Hükümet Sözcüsü Bekir Bozdağ Bakanlar Kurulu sonrası son dakika önemli açıklamalarda bulundu. Zeytin Dalı Harekatı için “Bölgedeki terör örgütleri ve en son terörist temizleninceye kadar devam edecek” dedi. ABD Dışişleri Bakanı Tillerson’ın açıklamalarına karşılık veren Bozdağ, ABD’ye “İşbirliğinin yolu belli. Silah vermeyi durdurmak ve verilen silahları toplamaktır” çağrısında bulundu. Harekatla ilgili son bilgileri paylaşan Bozdağ şehit ve yaralı askerimiz yoktur” dedi.
Çankaya Köşkü’nde düzenlenen Bakanlar Kurulu toplantısı sona erdi. Toplantı sonrası Hükümet Sözcüsü Bekir Bozdağ kameralar karşına geçerek son dakika önemli açıklamalarda bulundu.
“SON TERÖRİST TEMİZLENİNCEYE KADAR”
Bozdağ, “Zeytin Dalı Harekatı meşru ve uluslararası hukuka uygun. Harekat sırasında ve süresinde sivillerin zarar görmemesi için azami dikkat gösterilmektedir. Bu harekat bölgede yaşayan Kürtlere karşı yapılan bir harekat değildir. Harekata aziz Türk milletinin desteği tamdır. Bölgedeki terör örgütleri ve en son terörist temizleninceye kadar devam edecek” dedi.

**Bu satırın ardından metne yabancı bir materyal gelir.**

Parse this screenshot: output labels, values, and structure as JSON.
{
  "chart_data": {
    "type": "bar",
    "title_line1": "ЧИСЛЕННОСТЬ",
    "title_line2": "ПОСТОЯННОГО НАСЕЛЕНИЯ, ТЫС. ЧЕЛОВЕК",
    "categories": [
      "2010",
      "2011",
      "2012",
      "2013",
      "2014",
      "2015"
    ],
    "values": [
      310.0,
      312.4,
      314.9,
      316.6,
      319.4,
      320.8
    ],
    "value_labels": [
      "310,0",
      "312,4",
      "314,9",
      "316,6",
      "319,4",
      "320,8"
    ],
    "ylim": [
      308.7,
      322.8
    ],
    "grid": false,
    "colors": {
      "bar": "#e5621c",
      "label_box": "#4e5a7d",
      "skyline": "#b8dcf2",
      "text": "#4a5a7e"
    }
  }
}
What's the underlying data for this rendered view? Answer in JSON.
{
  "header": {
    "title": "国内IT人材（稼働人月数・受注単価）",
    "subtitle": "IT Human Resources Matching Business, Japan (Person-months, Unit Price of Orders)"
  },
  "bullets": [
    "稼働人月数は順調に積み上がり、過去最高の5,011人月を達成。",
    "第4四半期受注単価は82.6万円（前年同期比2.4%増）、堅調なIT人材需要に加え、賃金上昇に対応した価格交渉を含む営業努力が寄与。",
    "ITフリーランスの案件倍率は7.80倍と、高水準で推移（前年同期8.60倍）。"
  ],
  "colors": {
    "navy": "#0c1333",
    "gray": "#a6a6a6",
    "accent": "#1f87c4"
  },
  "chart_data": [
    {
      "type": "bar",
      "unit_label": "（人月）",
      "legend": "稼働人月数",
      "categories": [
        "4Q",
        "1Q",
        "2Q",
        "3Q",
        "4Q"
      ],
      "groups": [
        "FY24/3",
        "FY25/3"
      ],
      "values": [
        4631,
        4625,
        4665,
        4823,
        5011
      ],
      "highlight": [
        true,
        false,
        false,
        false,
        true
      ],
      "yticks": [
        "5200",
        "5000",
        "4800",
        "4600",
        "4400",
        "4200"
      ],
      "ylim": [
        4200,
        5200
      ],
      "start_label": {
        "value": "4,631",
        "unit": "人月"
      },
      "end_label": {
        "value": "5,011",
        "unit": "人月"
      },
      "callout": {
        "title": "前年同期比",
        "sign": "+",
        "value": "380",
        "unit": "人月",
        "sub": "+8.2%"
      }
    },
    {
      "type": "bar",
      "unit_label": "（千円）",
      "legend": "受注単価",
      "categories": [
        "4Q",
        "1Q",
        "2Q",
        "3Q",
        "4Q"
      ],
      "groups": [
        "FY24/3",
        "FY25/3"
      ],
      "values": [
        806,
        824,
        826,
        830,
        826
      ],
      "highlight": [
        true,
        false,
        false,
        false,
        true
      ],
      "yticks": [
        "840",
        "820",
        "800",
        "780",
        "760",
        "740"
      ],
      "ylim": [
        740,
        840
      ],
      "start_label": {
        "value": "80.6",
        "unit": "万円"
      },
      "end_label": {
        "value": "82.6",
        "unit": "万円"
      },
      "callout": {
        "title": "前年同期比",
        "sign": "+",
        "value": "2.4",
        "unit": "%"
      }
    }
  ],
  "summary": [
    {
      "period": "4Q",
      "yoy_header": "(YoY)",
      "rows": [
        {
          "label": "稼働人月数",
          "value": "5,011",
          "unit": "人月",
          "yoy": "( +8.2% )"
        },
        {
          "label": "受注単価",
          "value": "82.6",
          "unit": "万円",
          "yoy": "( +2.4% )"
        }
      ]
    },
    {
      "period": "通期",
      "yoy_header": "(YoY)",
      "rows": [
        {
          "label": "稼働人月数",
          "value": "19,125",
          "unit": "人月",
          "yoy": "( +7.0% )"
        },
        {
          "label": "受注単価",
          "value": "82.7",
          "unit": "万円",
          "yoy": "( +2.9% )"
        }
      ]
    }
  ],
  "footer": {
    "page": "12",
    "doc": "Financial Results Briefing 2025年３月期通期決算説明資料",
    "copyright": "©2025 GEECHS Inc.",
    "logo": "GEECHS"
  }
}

“HAREKATIN HEDEFİ AFRİN BÖLGESİDİR”
“Operasyonun Afrin sınırında devam edeceğine ilişkin garanti verildiği” iddialarıyla ilgili olarak Bozdağ, “Türkiye’nin Rusya’ya veya başka bir ülkeye verdiği herhangi bir garanti yoktur. Amaç Afrin bölgesini teröristlerden temizlemektir. Harekatın hedefi Afrin bölgesidir” ifadelerini kullandı.
HDP’LİLERİN AÇIKLAMALARI
HDP’li bazı milletvekilleri ve siyasilerin halkı kin ve düşmanlığa tahrik eden açıklamalar yaptığını hatırlatan Bozdağ, “Bunlar suçtur. Bizim hukukumuz terör örgütlerinin propagandasını yapanlara hangi şekilde muamele yapıyorsa öyle muamele göreceklerdir” diye konuştu.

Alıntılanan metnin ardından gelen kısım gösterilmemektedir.